One constant in this new world is the drive to survive when trauma engulfs everyday life, as the odds are against those who never had a care in the world prior. So the tables have turned where those who lived through past personal tragedy become the strongest survivors, and those who have only known bliss struggle to stay afloat. This leads into the premise of writing an album in 2020 or 2021, because the more darkness it exudes, the better.
At The Gates has been bringing a unique style to Melodic Death Metal since the early ’90s. With their 2014 comeback album, At War With Reality, being such a success, it is not an easy task to outdo that kind of notoriety. But this new release, The Nightmare of Being, says it all in a bold way. With 10 tracks of powerfully-packed songs, longtime members and newer members unite for a good cause. The collaboration includes original Vocalist Tomas Lindberg, Drummer Adrian Erlandsson, Bassist Jonas Björler, Rhythm Guitarist Martin Larsson, and Lead Guitarist Jonas Stålhammer.
Beginning the dive head first into the darkened abyss is the track “Spectre Of Extinction.” The unmistakable vocals of Lindberg bring you straight into the eye of the Melodic Death Metal storm, calming you while evoking unrest at the same time. The next heavy-hitting track is “The Paradox,” which follows both the chaotic and the symbolic; that juxtaposition of flow and tug is what makes At The Gates stand out in a unique way. They structure their songs with opposing forces in just the right way so they actually weave into your mind, forming a cohesive entity. This is further exemplified and then enhanced with the even more melodic stylings in the title-track.

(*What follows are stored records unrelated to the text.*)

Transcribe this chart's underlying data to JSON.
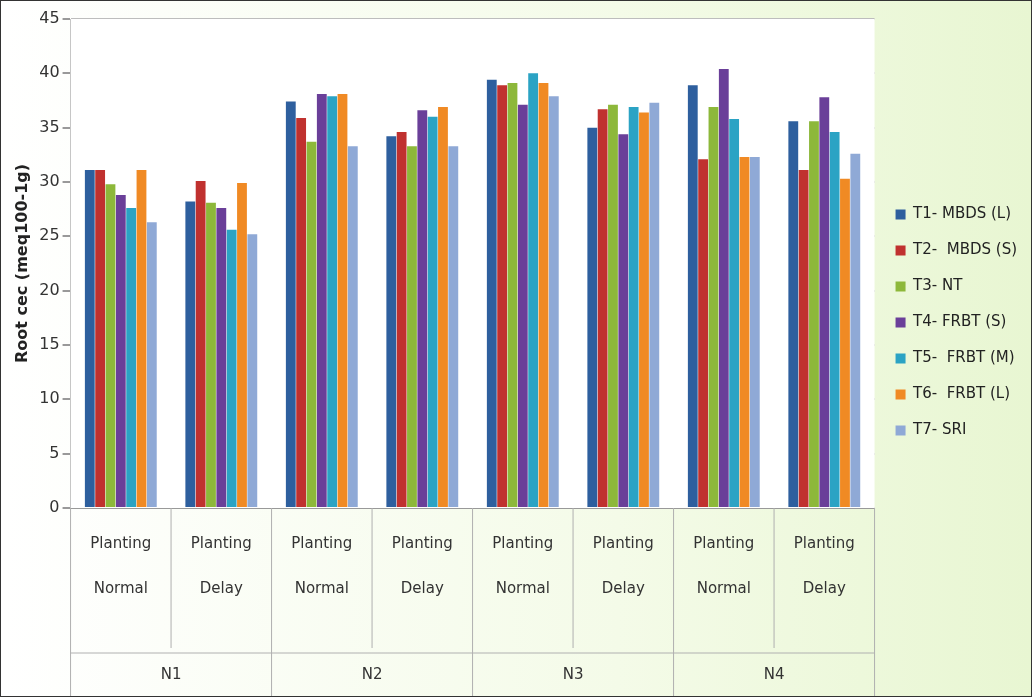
{
  "chart_data": {
    "type": "bar",
    "ylabel": "Root cec (meq100-1g)",
    "categories": [
      "Planting\nNormal",
      "Planting\nDelay",
      "Planting\nNormal",
      "Planting\nDelay",
      "Planting\nNormal",
      "Planting\nDelay",
      "Planting\nNormal",
      "Planting\nDelay"
    ],
    "annotations": [
      "N1",
      "N2",
      "N3",
      "N4"
    ],
    "series": [
      {
        "name": "T1- MBDS (L)",
        "color": "#2e5f9e",
        "values": [
          31.1,
          28.2,
          37.4,
          34.2,
          39.4,
          35.0,
          38.9,
          35.6
        ]
      },
      {
        "name": "T2-  MBDS (S)",
        "color": "#c0312f",
        "values": [
          31.1,
          30.1,
          35.9,
          34.6,
          38.9,
          36.7,
          32.1,
          31.1
        ]
      },
      {
        "name": "T3- NT",
        "color": "#8db83a",
        "values": [
          29.8,
          28.1,
          33.7,
          33.3,
          39.1,
          37.1,
          36.9,
          35.6
        ]
      },
      {
        "name": "T4- FRBT (S)",
        "color": "#6a3f99",
        "values": [
          28.8,
          27.6,
          38.1,
          36.6,
          37.1,
          34.4,
          40.4,
          37.8
        ]
      },
      {
        "name": "T5-  FRBT (M)",
        "color": "#2ba3c4",
        "values": [
          27.6,
          25.6,
          37.9,
          36.0,
          40.0,
          36.9,
          35.8,
          34.6
        ]
      },
      {
        "name": "T6-  FRBT (L)",
        "color": "#f08a24",
        "values": [
          31.1,
          29.9,
          38.1,
          36.9,
          39.1,
          36.4,
          32.3,
          30.3
        ]
      },
      {
        "name": "T7- SRI",
        "color": "#8fa9d6",
        "values": [
          26.3,
          25.2,
          33.3,
          33.3,
          37.9,
          37.3,
          32.3,
          32.6
        ]
      }
    ],
    "ylim": [
      0,
      45
    ],
    "yticks": [
      0,
      5,
      10,
      15,
      20,
      25,
      30,
      35,
      40,
      45
    ],
    "grid": "y",
    "legend": "right"
  }
}
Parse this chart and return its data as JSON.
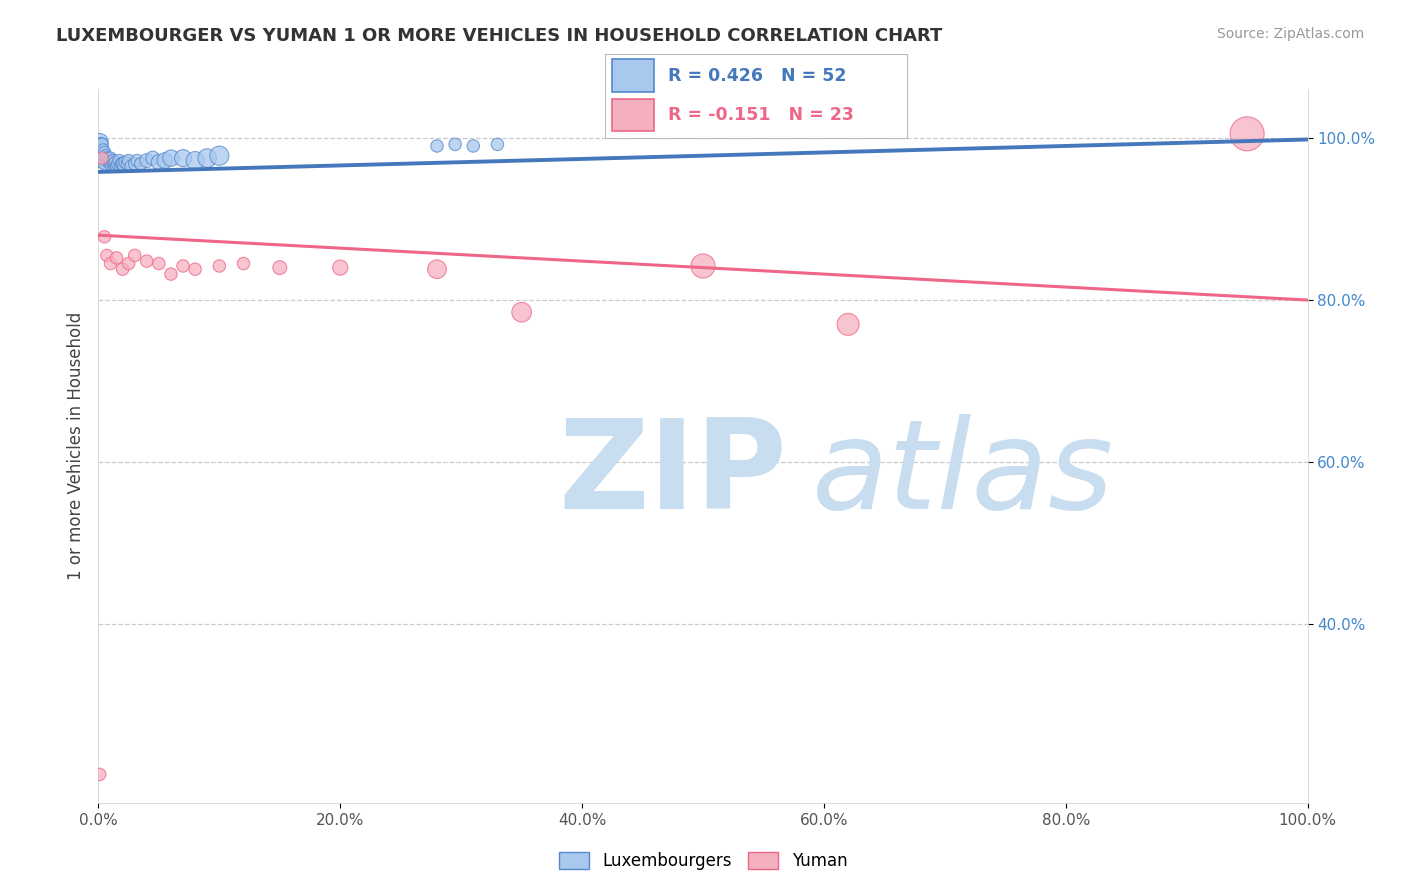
{
  "title": "LUXEMBOURGER VS YUMAN 1 OR MORE VEHICLES IN HOUSEHOLD CORRELATION CHART",
  "source_text": "Source: ZipAtlas.com",
  "ylabel": "1 or more Vehicles in Household",
  "xlim": [
    0.0,
    1.0
  ],
  "ylim": [
    0.18,
    1.06
  ],
  "xticks": [
    0.0,
    0.2,
    0.4,
    0.6,
    0.8,
    1.0
  ],
  "yticks": [
    0.4,
    0.6,
    0.8,
    1.0
  ],
  "ytick_labels": [
    "40.0%",
    "60.0%",
    "80.0%",
    "100.0%"
  ],
  "xtick_labels": [
    "0.0%",
    "20.0%",
    "40.0%",
    "60.0%",
    "80.0%",
    "100.0%"
  ],
  "blue_R": 0.426,
  "blue_N": 52,
  "pink_R": -0.151,
  "pink_N": 23,
  "blue_fill_color": "#A8C8EE",
  "pink_fill_color": "#F5B0C0",
  "blue_edge_color": "#5588CC",
  "pink_edge_color": "#EE6688",
  "blue_line_color": "#4477BB",
  "pink_line_color": "#EE6688",
  "ytick_color": "#4488CC",
  "legend_labels": [
    "Luxembourgers",
    "Yuman"
  ],
  "blue_scatter_x": [
    0.001,
    0.001,
    0.002,
    0.002,
    0.002,
    0.003,
    0.003,
    0.003,
    0.003,
    0.004,
    0.004,
    0.004,
    0.005,
    0.005,
    0.006,
    0.006,
    0.007,
    0.008,
    0.009,
    0.01,
    0.01,
    0.011,
    0.012,
    0.013,
    0.014,
    0.015,
    0.016,
    0.017,
    0.018,
    0.019,
    0.02,
    0.021,
    0.022,
    0.024,
    0.025,
    0.027,
    0.03,
    0.032,
    0.035,
    0.04,
    0.045,
    0.05,
    0.055,
    0.06,
    0.07,
    0.08,
    0.09,
    0.1,
    0.28,
    0.295,
    0.31,
    0.33
  ],
  "blue_scatter_y": [
    0.995,
    0.988,
    0.985,
    0.978,
    0.992,
    0.975,
    0.98,
    0.992,
    0.97,
    0.978,
    0.985,
    0.97,
    0.982,
    0.968,
    0.978,
    0.975,
    0.972,
    0.975,
    0.97,
    0.968,
    0.975,
    0.97,
    0.972,
    0.968,
    0.97,
    0.965,
    0.968,
    0.972,
    0.965,
    0.968,
    0.968,
    0.965,
    0.97,
    0.968,
    0.972,
    0.965,
    0.968,
    0.972,
    0.968,
    0.972,
    0.975,
    0.97,
    0.972,
    0.975,
    0.975,
    0.972,
    0.975,
    0.978,
    0.99,
    0.992,
    0.99,
    0.992
  ],
  "blue_scatter_size": [
    150,
    120,
    120,
    100,
    100,
    100,
    100,
    80,
    80,
    80,
    80,
    80,
    80,
    80,
    80,
    80,
    80,
    80,
    80,
    80,
    80,
    80,
    80,
    80,
    80,
    80,
    80,
    80,
    80,
    80,
    80,
    80,
    80,
    80,
    80,
    80,
    80,
    80,
    80,
    100,
    100,
    120,
    130,
    140,
    150,
    170,
    180,
    190,
    80,
    80,
    80,
    80
  ],
  "pink_scatter_x": [
    0.001,
    0.003,
    0.005,
    0.007,
    0.01,
    0.015,
    0.02,
    0.025,
    0.03,
    0.04,
    0.05,
    0.06,
    0.07,
    0.08,
    0.1,
    0.12,
    0.15,
    0.2,
    0.28,
    0.35,
    0.5,
    0.62,
    0.95
  ],
  "pink_scatter_y": [
    0.215,
    0.975,
    0.878,
    0.855,
    0.845,
    0.852,
    0.838,
    0.845,
    0.855,
    0.848,
    0.845,
    0.832,
    0.842,
    0.838,
    0.842,
    0.845,
    0.84,
    0.84,
    0.838,
    0.785,
    0.842,
    0.77,
    1.005
  ],
  "pink_scatter_size": [
    80,
    80,
    80,
    80,
    80,
    80,
    80,
    80,
    80,
    80,
    80,
    80,
    80,
    80,
    80,
    80,
    100,
    120,
    180,
    200,
    300,
    250,
    600
  ],
  "blue_trend_x": [
    0.0,
    1.0
  ],
  "blue_trend_y": [
    0.958,
    0.998
  ],
  "pink_trend_x": [
    0.0,
    1.0
  ],
  "pink_trend_y": [
    0.88,
    0.8
  ],
  "grid_color": "#CCCCCC",
  "background_color": "#FFFFFF",
  "watermark_zip_color": "#C8DDEF",
  "watermark_atlas_color": "#C8DDEF",
  "stats_box_border": "#BBBBBB"
}
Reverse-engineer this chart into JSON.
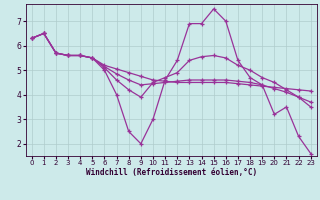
{
  "background_color": "#cdeaea",
  "grid_color": "#b0cccc",
  "line_color": "#993399",
  "xlabel": "Windchill (Refroidissement éolien,°C)",
  "xlim": [
    -0.5,
    23.5
  ],
  "ylim": [
    1.5,
    7.7
  ],
  "yticks": [
    2,
    3,
    4,
    5,
    6,
    7
  ],
  "xticks": [
    0,
    1,
    2,
    3,
    4,
    5,
    6,
    7,
    8,
    9,
    10,
    11,
    12,
    13,
    14,
    15,
    16,
    17,
    18,
    19,
    20,
    21,
    22,
    23
  ],
  "series": [
    {
      "x": [
        0,
        1,
        2,
        3,
        4,
        5,
        6,
        7,
        8,
        9,
        10,
        11,
        12,
        13,
        14,
        15,
        16,
        17,
        18,
        19,
        20,
        21,
        22,
        23
      ],
      "y": [
        6.3,
        6.5,
        5.7,
        5.6,
        5.6,
        5.5,
        5.0,
        4.0,
        2.5,
        2.0,
        3.0,
        4.6,
        5.4,
        6.9,
        6.9,
        7.5,
        7.0,
        5.4,
        4.7,
        4.4,
        3.2,
        3.5,
        2.3,
        1.6
      ]
    },
    {
      "x": [
        0,
        1,
        2,
        3,
        4,
        5,
        6,
        7,
        8,
        9,
        10,
        11,
        12,
        13,
        14,
        15,
        16,
        17,
        18,
        19,
        20,
        21,
        22,
        23
      ],
      "y": [
        6.3,
        6.5,
        5.7,
        5.6,
        5.6,
        5.5,
        5.2,
        5.05,
        4.9,
        4.75,
        4.6,
        4.55,
        4.5,
        4.5,
        4.5,
        4.5,
        4.5,
        4.45,
        4.4,
        4.35,
        4.3,
        4.25,
        4.2,
        4.15
      ]
    },
    {
      "x": [
        0,
        1,
        2,
        3,
        4,
        5,
        6,
        7,
        8,
        9,
        10,
        11,
        12,
        13,
        14,
        15,
        16,
        17,
        18,
        19,
        20,
        21,
        22,
        23
      ],
      "y": [
        6.3,
        6.5,
        5.7,
        5.6,
        5.6,
        5.5,
        5.15,
        4.85,
        4.6,
        4.4,
        4.45,
        4.5,
        4.55,
        4.6,
        4.6,
        4.6,
        4.6,
        4.55,
        4.5,
        4.4,
        4.25,
        4.1,
        3.9,
        3.7
      ]
    },
    {
      "x": [
        0,
        1,
        2,
        3,
        4,
        5,
        6,
        7,
        8,
        9,
        10,
        11,
        12,
        13,
        14,
        15,
        16,
        17,
        18,
        19,
        20,
        21,
        22,
        23
      ],
      "y": [
        6.3,
        6.5,
        5.7,
        5.6,
        5.6,
        5.5,
        5.1,
        4.6,
        4.2,
        3.9,
        4.5,
        4.7,
        4.9,
        5.4,
        5.55,
        5.6,
        5.5,
        5.2,
        5.0,
        4.7,
        4.5,
        4.2,
        3.9,
        3.5
      ]
    }
  ]
}
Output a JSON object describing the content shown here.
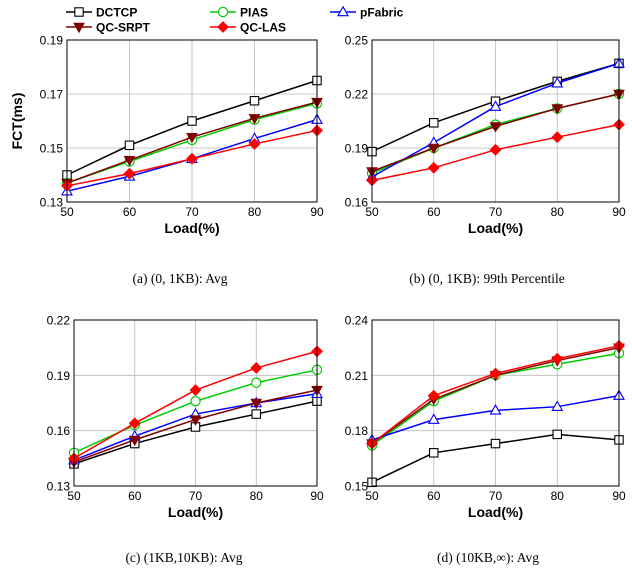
{
  "legend": [
    {
      "name": "DCTCP",
      "color": "#000000",
      "marker": "square"
    },
    {
      "name": "PIAS",
      "color": "#00cc00",
      "marker": "circle"
    },
    {
      "name": "pFabric",
      "color": "#0000ff",
      "marker": "triangle"
    },
    {
      "name": "QC-SRPT",
      "color": "#800000",
      "marker": "triangle-down"
    },
    {
      "name": "QC-LAS",
      "color": "#ff0000",
      "marker": "diamond"
    }
  ],
  "chart_data": [
    {
      "type": "line",
      "caption": "(a)  (0, 1KB): Avg",
      "xlabel": "Load(%)",
      "ylabel": "FCT(ms)",
      "x": [
        50,
        60,
        70,
        80,
        90
      ],
      "ylim": [
        0.13,
        0.19
      ],
      "yticks": [
        "0.13",
        "0.15",
        "0.17",
        "0.19"
      ],
      "xticks": [
        "50",
        "60",
        "70",
        "80",
        "90"
      ],
      "grid": true,
      "series": [
        {
          "name": "DCTCP",
          "values": [
            0.14,
            0.151,
            0.16,
            0.1675,
            0.175
          ]
        },
        {
          "name": "PIAS",
          "values": [
            0.137,
            0.145,
            0.153,
            0.1605,
            0.1665
          ]
        },
        {
          "name": "pFabric",
          "values": [
            0.134,
            0.1395,
            0.146,
            0.1535,
            0.1605
          ]
        },
        {
          "name": "QC-SRPT",
          "values": [
            0.137,
            0.1455,
            0.154,
            0.161,
            0.167
          ]
        },
        {
          "name": "QC-LAS",
          "values": [
            0.136,
            0.1405,
            0.146,
            0.1515,
            0.1565
          ]
        }
      ]
    },
    {
      "type": "line",
      "caption": "(b)  (0, 1KB): 99th Percentile",
      "xlabel": "Load(%)",
      "ylabel": "",
      "x": [
        50,
        60,
        70,
        80,
        90
      ],
      "ylim": [
        0.16,
        0.25
      ],
      "yticks": [
        "0.16",
        "0.19",
        "0.22",
        "0.25"
      ],
      "xticks": [
        "50",
        "60",
        "70",
        "80",
        "90"
      ],
      "grid": true,
      "series": [
        {
          "name": "DCTCP",
          "values": [
            0.188,
            0.204,
            0.216,
            0.227,
            0.237
          ]
        },
        {
          "name": "PIAS",
          "values": [
            0.176,
            0.19,
            0.203,
            0.212,
            0.22
          ]
        },
        {
          "name": "pFabric",
          "values": [
            0.174,
            0.193,
            0.213,
            0.226,
            0.237
          ]
        },
        {
          "name": "QC-SRPT",
          "values": [
            0.177,
            0.19,
            0.202,
            0.212,
            0.22
          ]
        },
        {
          "name": "QC-LAS",
          "values": [
            0.172,
            0.179,
            0.189,
            0.196,
            0.203
          ]
        }
      ]
    },
    {
      "type": "line",
      "caption": "(c)  (1KB,10KB): Avg",
      "xlabel": "Load(%)",
      "ylabel": "",
      "x": [
        50,
        60,
        70,
        80,
        90
      ],
      "ylim": [
        0.13,
        0.22
      ],
      "yticks": [
        "0.13",
        "0.16",
        "0.19",
        "0.22"
      ],
      "xticks": [
        "50",
        "60",
        "70",
        "80",
        "90"
      ],
      "grid": true,
      "series": [
        {
          "name": "DCTCP",
          "values": [
            0.142,
            0.153,
            0.162,
            0.169,
            0.176
          ]
        },
        {
          "name": "PIAS",
          "values": [
            0.148,
            0.163,
            0.176,
            0.186,
            0.193
          ]
        },
        {
          "name": "pFabric",
          "values": [
            0.144,
            0.157,
            0.169,
            0.175,
            0.18
          ]
        },
        {
          "name": "QC-SRPT",
          "values": [
            0.143,
            0.155,
            0.166,
            0.175,
            0.182
          ]
        },
        {
          "name": "QC-LAS",
          "values": [
            0.145,
            0.164,
            0.182,
            0.194,
            0.203
          ]
        }
      ]
    },
    {
      "type": "line",
      "caption": "(d)  (10KB,∞): Avg",
      "xlabel": "Load(%)",
      "ylabel": "",
      "x": [
        50,
        60,
        70,
        80,
        90
      ],
      "ylim": [
        0.15,
        0.24
      ],
      "yticks": [
        "0.15",
        "0.18",
        "0.21",
        "0.24"
      ],
      "xticks": [
        "50",
        "60",
        "70",
        "80",
        "90"
      ],
      "grid": true,
      "series": [
        {
          "name": "DCTCP",
          "values": [
            0.152,
            0.168,
            0.173,
            0.178,
            0.175
          ]
        },
        {
          "name": "PIAS",
          "values": [
            0.172,
            0.196,
            0.21,
            0.216,
            0.222
          ]
        },
        {
          "name": "pFabric",
          "values": [
            0.175,
            0.186,
            0.191,
            0.193,
            0.199
          ]
        },
        {
          "name": "QC-SRPT",
          "values": [
            0.173,
            0.197,
            0.21,
            0.218,
            0.225
          ]
        },
        {
          "name": "QC-LAS",
          "values": [
            0.173,
            0.199,
            0.211,
            0.219,
            0.226
          ]
        }
      ]
    }
  ]
}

The mind-warping entrapment of “Garden Of Cyrus” continues the journey which, at just over midway through, provides a Melodic Death ballad of high standards, “The Fall Of Time.” This track is the longest of its kind at over six and a half minutes long. While all tracks definitely run along the same wavelength, they definitely vary on tempo and subject, among other traits.
Taking a run on some Black Metal roots mixed in with the Death is “The Abstract Enthroned,” a speedy medley of turmoil and recovery; this one may be a fan favorite. Closing out the abstract fun is a breath of fresh melodic air, “Cosmic Pessimism.” Another unusual tune with plenty of positive energy to spare, it holds its ground for the grand finale, “Eternal Winter Of Reason,” a dark heart with a heavy beat.
Although this album finds itself in a different situation than that of its predecessors, it certainly competes at the top of its game. So what does the future hold for At The Gates? The band has some European show dates lined up in the fall to support this album, but in America the hope is for a strong state-side return for European bands of this nature. Despite this uncertainty, The Nightmare of Being is another positive result of a negative time. Thus, Cryptic Rock gives At The Gates’ newest album, The Nightmare Of Being, 4 out of 5 stars.